On Thu, Mar 27, 2008 at 04:39:17PM +0000, Duncan Coutts wrote:
Can't we just reject them with the error message and ask people to fix the latin-1 sequences and re-upload using proper UTF-8?
The problem is that there are packages there now with .cabal files assuming Latin-1. Stopping more of them from getting in is fine, but we need to display the ones that are there correctly. Hmm, after considering a few schemes it's probably simplest to introduce strict enforcement on upload and retroactively patch the existing Latin-1 packages to UTF. Naughty, but a one-off.
You suggested previously that we should add a warning for the cases where an isolated latin-1 char in someone's name turns out to be valid UTF-8 (but encoding for an unexpected char). I think that's a good idea. Obviously that'd want to be a non-fatal warning. Hmm, I now can't find the note where you made that suggestion. Can you give more details on how that check would work exactly?
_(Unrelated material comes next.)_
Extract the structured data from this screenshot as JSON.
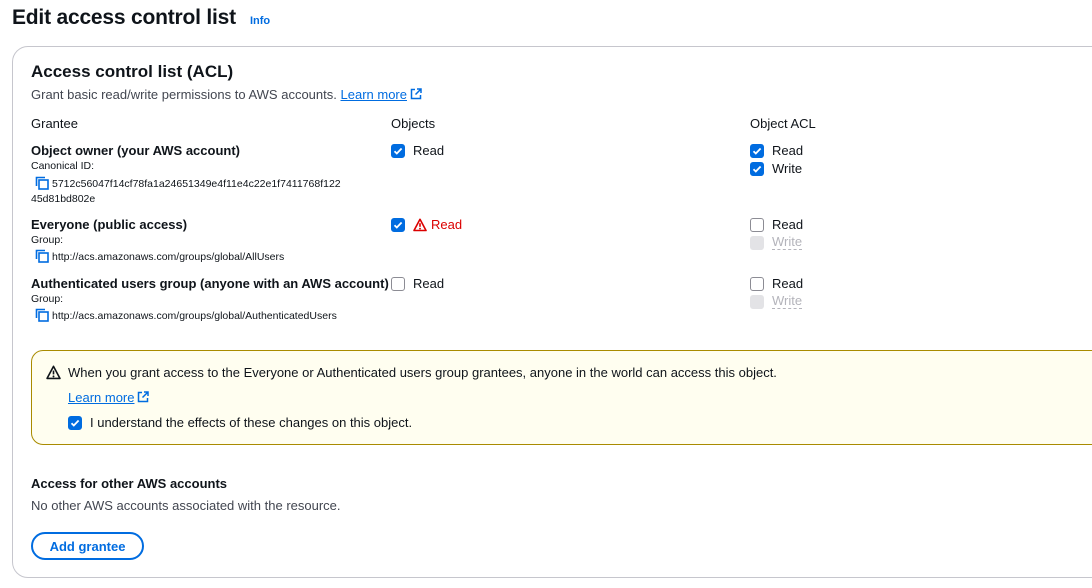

The common case is ASCII char, non-ASCII char, ASCII char. That's not a valid UTF-8 sequence, but fromUTF is erroneously accepting it. It needs to tighten up to keep these errors out. Incidentally, a UTF decoder is also supposed to reject non-minimal encodings, e.g. a 3-byte encoding for a Char that can be encoded in 2 bytes. That's to force canonical encodings for security.